Atrial fibrillation is a common cardiac arrhythmia and a major cause of stroke. Atrial fibrillation results in a fast and irregular cardiac rhythm which often leads to palpitations and a deterioration of cardiac function with cardiac output decreasing by an average of 30%. There is also an increased incidence of intra cardiac thrombosis (blood clotting and coagulation) which can potentially lead to embolic events such as strokes. Consequently, 20 to 35% of cerebrovascular accidents (CVAs) are related to paroxysmal or chronic atrial fibrillation
This condition is perpetuated by reentrant wavelets propagating in an abnormal atrial-tissue substrate. Various approaches, including electroanatomical and pulmonary vein isolation, have been developed to treat atrial fibrillation.
When the heart is viewed from the back, the most obvious structure lying in the coronary sulcus is the coronary sinus. This sinus receives most of the venous blood from the heart and empties the blood into the right atrium. Its tributaries are the small cardiac vein, the middle cardiac vein and the greater cardiac vein. Internal structures of the right atrium include the coronary sinus opening which may have small valve leaflets.

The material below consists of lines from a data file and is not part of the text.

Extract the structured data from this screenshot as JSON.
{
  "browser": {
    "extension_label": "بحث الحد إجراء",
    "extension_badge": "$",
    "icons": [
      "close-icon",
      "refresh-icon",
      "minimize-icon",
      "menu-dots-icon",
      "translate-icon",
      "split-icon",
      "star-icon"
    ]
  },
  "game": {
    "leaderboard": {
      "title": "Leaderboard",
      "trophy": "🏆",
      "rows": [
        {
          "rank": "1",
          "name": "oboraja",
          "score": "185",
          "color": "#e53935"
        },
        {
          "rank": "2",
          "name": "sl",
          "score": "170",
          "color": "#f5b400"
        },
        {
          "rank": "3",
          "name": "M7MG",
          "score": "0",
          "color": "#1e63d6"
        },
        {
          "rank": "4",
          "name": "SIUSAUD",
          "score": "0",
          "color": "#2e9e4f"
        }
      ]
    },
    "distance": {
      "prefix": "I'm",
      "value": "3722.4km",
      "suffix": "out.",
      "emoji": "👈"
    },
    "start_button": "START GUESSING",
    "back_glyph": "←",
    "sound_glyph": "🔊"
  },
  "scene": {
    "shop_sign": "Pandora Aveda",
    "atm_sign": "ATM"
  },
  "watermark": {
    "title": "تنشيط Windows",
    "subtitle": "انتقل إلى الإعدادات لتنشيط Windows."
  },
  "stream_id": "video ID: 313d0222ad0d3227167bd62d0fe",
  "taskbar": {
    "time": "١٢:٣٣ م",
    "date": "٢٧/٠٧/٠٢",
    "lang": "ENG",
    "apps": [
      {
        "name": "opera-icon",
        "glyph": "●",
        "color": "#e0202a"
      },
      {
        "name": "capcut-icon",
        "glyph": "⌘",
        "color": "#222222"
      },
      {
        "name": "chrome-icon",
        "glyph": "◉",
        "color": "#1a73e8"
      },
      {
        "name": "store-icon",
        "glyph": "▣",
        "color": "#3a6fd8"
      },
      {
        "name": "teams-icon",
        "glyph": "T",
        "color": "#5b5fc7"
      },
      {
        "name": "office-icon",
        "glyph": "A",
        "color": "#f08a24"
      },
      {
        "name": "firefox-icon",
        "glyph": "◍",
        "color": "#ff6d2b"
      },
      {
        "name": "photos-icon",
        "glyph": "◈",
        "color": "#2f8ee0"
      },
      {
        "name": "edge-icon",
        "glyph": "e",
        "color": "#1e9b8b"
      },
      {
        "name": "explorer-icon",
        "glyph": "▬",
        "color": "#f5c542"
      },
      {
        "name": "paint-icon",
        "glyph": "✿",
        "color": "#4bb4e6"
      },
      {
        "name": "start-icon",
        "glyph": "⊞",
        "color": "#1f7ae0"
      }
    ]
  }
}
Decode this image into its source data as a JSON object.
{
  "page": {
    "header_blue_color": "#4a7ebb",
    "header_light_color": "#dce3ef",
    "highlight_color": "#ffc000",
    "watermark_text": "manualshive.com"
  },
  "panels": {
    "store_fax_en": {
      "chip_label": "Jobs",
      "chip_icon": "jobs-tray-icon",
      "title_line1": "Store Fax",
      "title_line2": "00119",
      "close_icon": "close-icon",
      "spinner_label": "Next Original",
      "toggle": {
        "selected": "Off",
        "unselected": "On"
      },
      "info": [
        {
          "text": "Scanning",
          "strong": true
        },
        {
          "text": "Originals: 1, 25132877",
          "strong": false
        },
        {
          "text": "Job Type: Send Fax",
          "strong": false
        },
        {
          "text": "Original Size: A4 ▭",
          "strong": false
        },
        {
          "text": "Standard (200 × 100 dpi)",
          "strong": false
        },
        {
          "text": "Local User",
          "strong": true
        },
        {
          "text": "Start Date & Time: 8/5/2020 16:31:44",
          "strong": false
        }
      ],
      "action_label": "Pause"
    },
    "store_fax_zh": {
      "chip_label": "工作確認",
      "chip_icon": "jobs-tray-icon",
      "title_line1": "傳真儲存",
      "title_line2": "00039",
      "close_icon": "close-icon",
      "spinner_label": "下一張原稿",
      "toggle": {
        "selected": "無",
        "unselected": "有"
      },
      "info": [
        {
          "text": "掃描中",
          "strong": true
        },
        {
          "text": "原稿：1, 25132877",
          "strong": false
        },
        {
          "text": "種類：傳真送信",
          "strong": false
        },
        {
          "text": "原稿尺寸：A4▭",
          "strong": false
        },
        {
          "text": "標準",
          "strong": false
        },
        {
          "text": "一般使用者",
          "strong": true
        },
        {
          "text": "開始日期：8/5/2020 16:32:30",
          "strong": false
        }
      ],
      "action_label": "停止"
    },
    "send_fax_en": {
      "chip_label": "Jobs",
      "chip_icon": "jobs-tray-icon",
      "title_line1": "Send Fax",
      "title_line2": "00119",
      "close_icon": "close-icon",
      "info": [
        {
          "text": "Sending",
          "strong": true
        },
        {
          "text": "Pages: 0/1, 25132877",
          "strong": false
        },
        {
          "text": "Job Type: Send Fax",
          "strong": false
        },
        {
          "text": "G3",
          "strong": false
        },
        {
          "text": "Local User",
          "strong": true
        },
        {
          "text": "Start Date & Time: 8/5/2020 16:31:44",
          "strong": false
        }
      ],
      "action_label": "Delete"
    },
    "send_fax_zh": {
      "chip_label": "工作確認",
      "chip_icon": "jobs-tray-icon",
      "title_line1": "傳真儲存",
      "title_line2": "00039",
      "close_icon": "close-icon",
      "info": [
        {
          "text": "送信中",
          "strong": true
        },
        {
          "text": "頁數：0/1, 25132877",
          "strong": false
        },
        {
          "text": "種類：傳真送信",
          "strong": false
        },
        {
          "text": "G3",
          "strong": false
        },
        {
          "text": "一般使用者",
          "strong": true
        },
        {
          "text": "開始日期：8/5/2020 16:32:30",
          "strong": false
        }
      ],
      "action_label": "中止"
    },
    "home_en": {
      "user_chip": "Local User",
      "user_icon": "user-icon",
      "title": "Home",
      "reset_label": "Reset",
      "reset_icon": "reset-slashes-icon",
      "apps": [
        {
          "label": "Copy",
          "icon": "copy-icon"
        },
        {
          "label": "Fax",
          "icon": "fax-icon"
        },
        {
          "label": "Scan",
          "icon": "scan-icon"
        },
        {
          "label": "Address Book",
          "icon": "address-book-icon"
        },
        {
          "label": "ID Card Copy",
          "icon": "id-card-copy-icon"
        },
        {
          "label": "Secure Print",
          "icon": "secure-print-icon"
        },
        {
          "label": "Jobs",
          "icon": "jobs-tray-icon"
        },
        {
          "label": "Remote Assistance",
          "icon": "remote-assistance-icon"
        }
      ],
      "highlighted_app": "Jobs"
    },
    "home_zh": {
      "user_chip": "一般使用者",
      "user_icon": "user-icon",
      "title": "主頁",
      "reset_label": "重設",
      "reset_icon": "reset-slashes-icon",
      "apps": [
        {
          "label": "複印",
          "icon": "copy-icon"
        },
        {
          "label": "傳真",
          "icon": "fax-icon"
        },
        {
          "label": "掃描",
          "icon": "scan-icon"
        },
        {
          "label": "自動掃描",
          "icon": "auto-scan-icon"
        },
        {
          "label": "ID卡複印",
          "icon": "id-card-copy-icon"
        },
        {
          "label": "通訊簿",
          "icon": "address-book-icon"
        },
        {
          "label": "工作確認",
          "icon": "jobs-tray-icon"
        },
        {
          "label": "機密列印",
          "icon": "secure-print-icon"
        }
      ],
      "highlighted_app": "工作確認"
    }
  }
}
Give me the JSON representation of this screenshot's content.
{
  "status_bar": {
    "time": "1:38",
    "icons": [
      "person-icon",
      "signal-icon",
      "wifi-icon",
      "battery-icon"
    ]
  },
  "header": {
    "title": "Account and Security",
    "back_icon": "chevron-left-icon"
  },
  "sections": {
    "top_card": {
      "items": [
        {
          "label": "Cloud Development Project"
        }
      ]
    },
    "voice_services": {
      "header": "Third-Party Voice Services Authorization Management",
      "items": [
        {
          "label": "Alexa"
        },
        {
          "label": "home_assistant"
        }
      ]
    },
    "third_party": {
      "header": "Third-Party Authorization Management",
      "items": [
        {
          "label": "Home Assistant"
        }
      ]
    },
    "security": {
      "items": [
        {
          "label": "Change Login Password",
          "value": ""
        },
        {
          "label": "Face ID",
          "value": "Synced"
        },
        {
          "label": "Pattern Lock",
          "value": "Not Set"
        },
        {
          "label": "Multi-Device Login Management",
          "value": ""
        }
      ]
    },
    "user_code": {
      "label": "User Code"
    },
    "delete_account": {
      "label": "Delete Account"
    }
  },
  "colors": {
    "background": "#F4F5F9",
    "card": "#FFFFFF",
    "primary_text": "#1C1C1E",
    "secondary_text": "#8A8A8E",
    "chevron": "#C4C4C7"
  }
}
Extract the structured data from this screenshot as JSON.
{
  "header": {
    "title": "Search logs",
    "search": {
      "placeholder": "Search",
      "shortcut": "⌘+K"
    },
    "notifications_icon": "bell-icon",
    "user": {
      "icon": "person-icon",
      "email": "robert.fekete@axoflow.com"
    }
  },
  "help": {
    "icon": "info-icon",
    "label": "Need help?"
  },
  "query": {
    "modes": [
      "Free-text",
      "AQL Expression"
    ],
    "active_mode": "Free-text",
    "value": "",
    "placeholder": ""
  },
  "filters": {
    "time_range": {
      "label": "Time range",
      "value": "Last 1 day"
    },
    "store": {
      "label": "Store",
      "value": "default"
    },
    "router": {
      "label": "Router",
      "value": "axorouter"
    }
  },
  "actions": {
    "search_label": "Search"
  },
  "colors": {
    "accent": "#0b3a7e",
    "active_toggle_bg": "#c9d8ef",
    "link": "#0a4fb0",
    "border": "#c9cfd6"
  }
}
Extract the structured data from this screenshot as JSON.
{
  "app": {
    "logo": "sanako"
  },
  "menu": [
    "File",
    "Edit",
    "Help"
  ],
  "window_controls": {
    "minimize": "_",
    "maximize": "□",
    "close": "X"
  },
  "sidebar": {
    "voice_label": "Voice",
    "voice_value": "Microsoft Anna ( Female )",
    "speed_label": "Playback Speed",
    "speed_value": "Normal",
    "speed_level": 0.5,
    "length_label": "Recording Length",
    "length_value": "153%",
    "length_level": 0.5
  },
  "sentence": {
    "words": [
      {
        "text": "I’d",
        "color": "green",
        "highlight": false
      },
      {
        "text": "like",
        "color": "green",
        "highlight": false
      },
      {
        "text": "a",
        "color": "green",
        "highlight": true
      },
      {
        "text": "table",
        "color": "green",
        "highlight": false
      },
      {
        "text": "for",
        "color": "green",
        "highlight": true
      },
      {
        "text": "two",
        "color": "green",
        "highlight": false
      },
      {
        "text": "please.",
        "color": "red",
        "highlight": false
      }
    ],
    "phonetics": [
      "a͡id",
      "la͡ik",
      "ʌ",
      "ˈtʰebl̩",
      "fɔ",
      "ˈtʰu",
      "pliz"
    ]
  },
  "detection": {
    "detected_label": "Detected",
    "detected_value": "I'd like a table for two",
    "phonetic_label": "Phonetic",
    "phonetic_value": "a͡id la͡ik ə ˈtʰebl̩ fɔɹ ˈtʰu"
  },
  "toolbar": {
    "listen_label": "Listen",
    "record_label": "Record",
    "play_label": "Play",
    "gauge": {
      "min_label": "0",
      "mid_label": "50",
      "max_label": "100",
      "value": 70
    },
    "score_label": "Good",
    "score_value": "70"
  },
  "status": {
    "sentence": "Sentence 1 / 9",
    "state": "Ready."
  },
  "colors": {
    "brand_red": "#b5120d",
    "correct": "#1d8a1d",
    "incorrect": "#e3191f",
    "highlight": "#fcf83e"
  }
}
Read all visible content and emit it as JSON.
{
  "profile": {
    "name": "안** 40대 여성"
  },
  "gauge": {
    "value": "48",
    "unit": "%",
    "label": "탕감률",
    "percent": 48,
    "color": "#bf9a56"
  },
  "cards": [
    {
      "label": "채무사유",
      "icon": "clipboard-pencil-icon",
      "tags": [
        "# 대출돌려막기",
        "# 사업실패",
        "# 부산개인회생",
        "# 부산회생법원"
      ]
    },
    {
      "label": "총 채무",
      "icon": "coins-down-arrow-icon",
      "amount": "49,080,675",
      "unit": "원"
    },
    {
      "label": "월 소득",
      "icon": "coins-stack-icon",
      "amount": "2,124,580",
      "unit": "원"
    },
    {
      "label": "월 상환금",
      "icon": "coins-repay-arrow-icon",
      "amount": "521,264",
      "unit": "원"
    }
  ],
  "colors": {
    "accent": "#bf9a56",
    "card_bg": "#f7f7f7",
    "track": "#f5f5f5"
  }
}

Difficulties in performing procedures within the coronary sinus include finding the ostium to the coronary sinus, preventing the catheter from slipping out of the coronary sinus and stabilizing the catheter in the coronary sinus in a beating heart. The catheter tends to slip out of the coronary sinus because of ante grade flow and movement of the heart and diaphragm. Moreover, the size and diameter of the coronary sinus can vary greatly between individuals and along the length of any one coronary sinus. Accordingly, significant disadvantages exist with current electrophysiological catheters ability to locate and work in the coronary sinus.
Where mapping of the heart is performed by means of electromagnetic sensing, the patient is placed in a magnetic field generated, for example, by situating under the patient a pad containing coils for generating a magnetic field. A reference electromagnetic sensor is fixed relative to the patient, e.g., taped to the patient's back, and a catheter containing a second electromagnetic sensor is advanced into the patient's heart. Each sensor comprises three small coils that in the magnetic field generate weak electrical signals indicative of their position in the magnetic field. Signals generated by both the fixed reference sensor and the second sensor in the heart are amplified and transmitted to a computer that analyzes the signals and then displays the signals on a monitor. By this method, the location of the sensor in the catheter relative to the reference sensor can be ascertained and visually displayed. Although the reference sensor is generally positioned outside the patient's body, it is also desirable for certain applications to position the reference sensor in the patient's heart, in particular, in or near the coronary sinus. Because the reference sensor serves as a reference location for the second electromagnetic sensor, movement of the reference sensor in or near the coronary sinus should preferably be minimized.